– Э-э, нет! Пусть товарищ майор заходит! Он в форме, а вас я не знаю!

Бартеньев глянул на Одинцова с легким торжеством. Дескать, он здесь начальник, ему и флаг в руки. Он зашел в квартиру, минут через пять вернулся. Качок закрыл за ним дверь, Максим слышал, как защелкиваются замки.

– Действительно, в квартире у гражданина Стужина никого нет! – с упреком глянув на Кустарева, сказал начальник отдела.

– Но я знаю, что Мазуров там был! И не выходил он оттуда!

– Я всю квартиру осмотрел, нет никого!

– Значит, плохо смотрели! – Уязвленный Гриша занес руку, чтобы постучать в закрытую дверь.

– Кустарев! – одернул его Бартеньев.

Кустарев будто очнулся, вменяемо посмотрел на него.

– Извините, товарищ майор!.. Товарищ капитан!.. – На Одинцова он глянул с одержимостью зацикленного на своей правоте человека. – Я знаю!.. Там тайный ход!.. Я сейчас!

Он со всех ног рванул вниз, и Одинцову ничего не оставалось, как последовать за ним.

Гриша ворвался в косметический салон через служебный вход.

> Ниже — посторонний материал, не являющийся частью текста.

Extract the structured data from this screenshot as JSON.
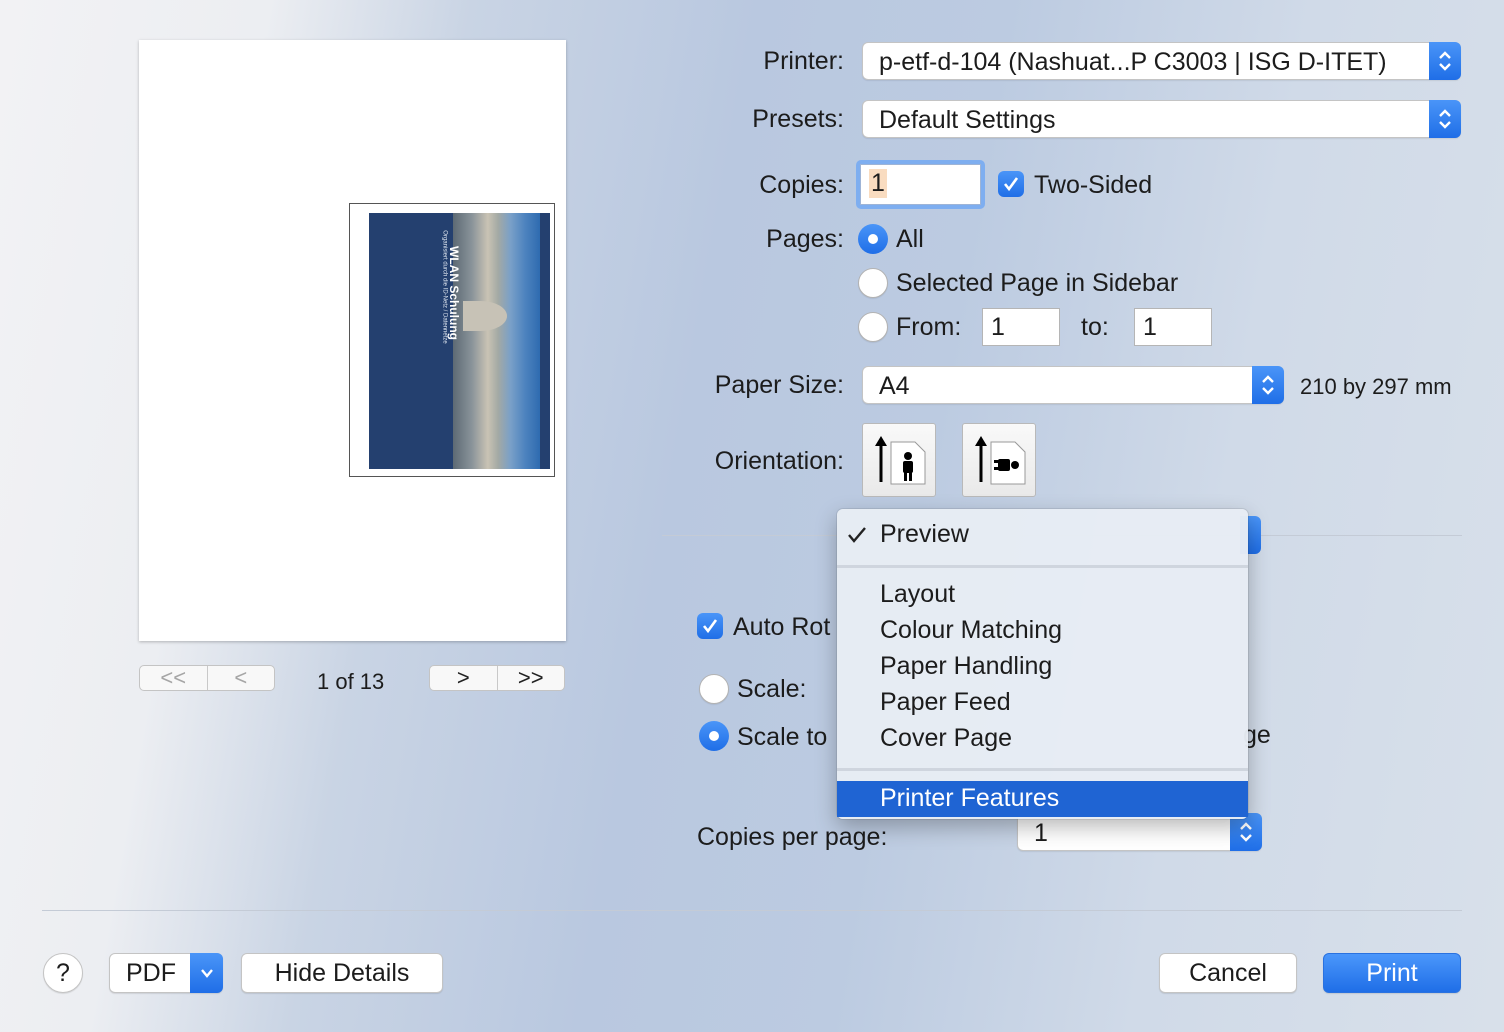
{
  "preview": {
    "thumbnail_title": "WLAN Schulung",
    "thumbnail_subtitle": "Organisiert durch die ID-Netz / Datennetze",
    "page_counter": "1 of 13",
    "nav": {
      "first": "<<",
      "prev": "<",
      "next": ">",
      "last": ">>"
    }
  },
  "printer": {
    "label": "Printer:",
    "value": "p-etf-d-104 (Nashuat...P C3003 | ISG D-ITET)"
  },
  "presets": {
    "label": "Presets:",
    "value": "Default Settings"
  },
  "copies": {
    "label": "Copies:",
    "value": "1",
    "two_sided_label": "Two-Sided",
    "two_sided_checked": true
  },
  "pages": {
    "label": "Pages:",
    "all_label": "All",
    "selected_label": "Selected Page in Sidebar",
    "from_label": "From:",
    "from_value": "1",
    "to_label": "to:",
    "to_value": "1",
    "selected_option": "All"
  },
  "paper_size": {
    "label": "Paper Size:",
    "value": "A4",
    "dimensions": "210 by 297 mm"
  },
  "orientation": {
    "label": "Orientation:",
    "options": [
      "portrait",
      "landscape"
    ],
    "selected": "portrait"
  },
  "section_menu": {
    "items": [
      {
        "label": "Preview",
        "checked": true
      },
      {
        "label": "Layout"
      },
      {
        "label": "Colour Matching"
      },
      {
        "label": "Paper Handling"
      },
      {
        "label": "Paper Feed"
      },
      {
        "label": "Cover Page"
      },
      {
        "label": "Printer Features",
        "highlighted": true
      }
    ]
  },
  "preview_options": {
    "auto_rotate_label": "Auto Rot",
    "scale_label": "Scale:",
    "scale_to_fit_label": "Scale to",
    "scale_to_fit_tail": "ge",
    "copies_per_page_label": "Copies per page:",
    "copies_per_page_value": "1"
  },
  "footer": {
    "help": "?",
    "pdf": "PDF",
    "hide_details": "Hide Details",
    "cancel": "Cancel",
    "print": "Print"
  },
  "colors": {
    "accent": "#1f6ee7",
    "menu_highlight": "#1f64d3",
    "document_blue": "#24406f"
  }
}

Охранник пытался остановить его, но Кустарев ткнул ему в лицо раскрытые корочки. А недовес в собственных полномочиях он с лихвой компенсировал безудержной нахрапистостью. Он рвался в кабинет директора, и никто не смог его остановить. Одинцов просто следовал за ним, с интересом наблюдая за его действиями. В запале он и сам был таким…

Кустарев прорвался в приемную директора. Там за компьютером стучала по клавиатуре миловидная секретарша, а в кресле, забросив ногу за ногу, сидела коротко стриженная девушка с четкими, пропорциональными, но грубыми чертами лица. Примерно такая же стрижка была и у Любы, но разве можно было сравнивать этих двух женщин? Люба – сама женственность, а эта – типичная муж-лесбиянка. И ее внешность наводила эту мысль, и взгляд, которым она смотрела на секретаршу. Так мужчина смотрит на хорошенькую женщину.

Видимо, не зря телохранительницу Альбины звали не Шурой, а Шуриком.

Коротко стриженная сорвалась со своего места, но не успела преградить Кустареву путь. Гриша получил возможность с ходу, без разрешения вломиться в кабинет Батыгиной, но дверь, увы, была закрыта.

А Шурик не собиралась ждать, когда он сломает дверь. Одной рукой она схватила парня за шиворот, другой за ремень под джинсовой курткой. Она весила чуть ли не вдвое меньше, чем Гриша, но это не помешало ей швырнуть его на пол с такой легкостью, как будто он был мешком, набитым соломой.

Не успел Кустарев среагировать на изменение обстановки, за это и поплатился. Но, падая, он увлек за собой и телохранительницу Батыгиной. Шурик не смогла удержаться на ногах, упала, но тут же вскочила. И сразу же попала в оборот. Боевым самбо Максим занимался давно, и одно время – профессионально. Он поймал девушку, взял ее на прием. Надо отдать ей должное, она попыталась вырваться из захвата и даже смогла нейтрализовать крутящий момент, но все равно оказалась на полу. Одинцов заломал Шурика, а Кустарев надел на нее наручники. Нападение на представителя власти – это статья уголовного кодекса, а значит, за основаниями для задержания ходить не надо. И не важно, поддерживал Максим самодеятельность своего подопечного или нет.

Дверь взламывать не пришлось, она открылась сама.

– Что здесь такое? – возмущенно спросила Батыгина.

Красивая она женщина, достойная поклонения, но Гриша едва глянул на нее.

– Пардон! – извинился он, заталкивая ее обратно в кабинет.

Парень вошел в раж, и остановить его, казалось, могла только пуля, и то не всякая.

Он ворвался в кабинет, обогнул длинный стол, открыл створку платяного шкафа.